Soriano Trattoria.
Restoran Italia milik Roberto yang berdiri kokoh di ujung selatan Under den Linden. Di ujung selatan jalan raya bergengsi yang membentang di jantung Berlin di bagian yang paling bersejarah, dari Schlossbrucke di Museum Island hingga Gerbang Brandenburger di Plaza Pariser.
Restoran Italia yang dibangun dengan di kelilingi oleh rimbunan pohon Linden. Restoran milik sahabat Daniel.
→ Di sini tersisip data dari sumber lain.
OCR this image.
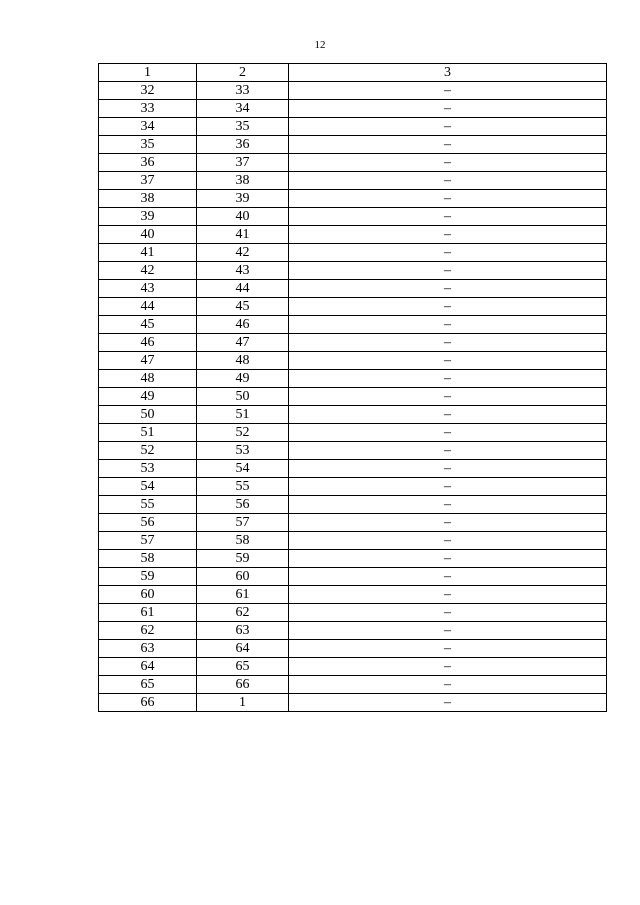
12
1	2	3
32	33	–
33	34	–
34	35	–
35	36	–
36	37	–
37	38	–
38	39	–
39	40	–
40	41	–
41	42	–
42	43	–
43	44	–
44	45	–
45	46	–
46	47	–
47	48	–
48	49	–
49	50	–
50	51	–
51	52	–
52	53	–
53	54	–
54	55	–
55	56	–
56	57	–
57	58	–
58	59	–
59	60	–
60	61	–
61	62	–
62	63	–
63	64	–
64	65	–
65	66	–
66	1	–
Roberto tersenyum ceria ketika melihatku masuk setengah jam yang lalu. Dan senyum miliknya kembali mengembang lebar ketika melihat pintu restorannya terbuka. Sosok tinggi lelaki berkebangsaan Jerman menyambutnya.
Roberto mengerling jahil kepadaku, yang ku balas dengan kekehan kecil. Roberto mengangguk kepada lelaki itu lalu menunjukku yang duduk di pojok resto. Tempat favorite ku kala berkunjung kemari.
Lelaki berkacamata minus itu melambaikan tangannya kepada ku, ia berbisik kepada Roberto lalu berjalan menuju tempat dimana aku duduk.
Sosok itu masih sama. Tak ada yang berubah. Ia tetap gagah dengan pesona yang selalu menguar kapan saja. Senyum ice barker milinya tetap sama seperti tiga tahun lalu. Dua lesung pipi miliknya semakin membuatnya tampak begitu berbeda.
Ia duduk di depanku. Menaruh tiga buku yang cukup tebal. Aku mengernyit heran ketika melihat tiga buku itu. Kamus Bahasa Jerman.
“Tetap sama seperti dulu,” seruku.
Ia terkekeh pelan, mengangguk paham.
“Orchide.” Ucapnya.
“Anggrek,” aku membalas.
“Ahorn.” Seruku.
“Maple.” Balasnya.
Ia tertawa renyah mendengar jawabanku. Melepas kacamatanya lalu menaruh di atas tumpukan kamus yang dibawanya. Iris sapphire miliknya bersinar dengan terang, membuatku hanyut ke dalam pesona yang ia miliki.
“Apa kabar, Nath?” tanyanya.
Aku merengut kesal mendengar ia memanggilku seperti itu, hei apa tiga tahun membuatmu lupa dengan hal sensitive yang ku punya?
Daniel kembali tertawa melihat wajah tidak bersahabatku. “Kau tak berubah. Jadi mari diulang. Bagaimana kabarmu, Nathlay Tjandra?”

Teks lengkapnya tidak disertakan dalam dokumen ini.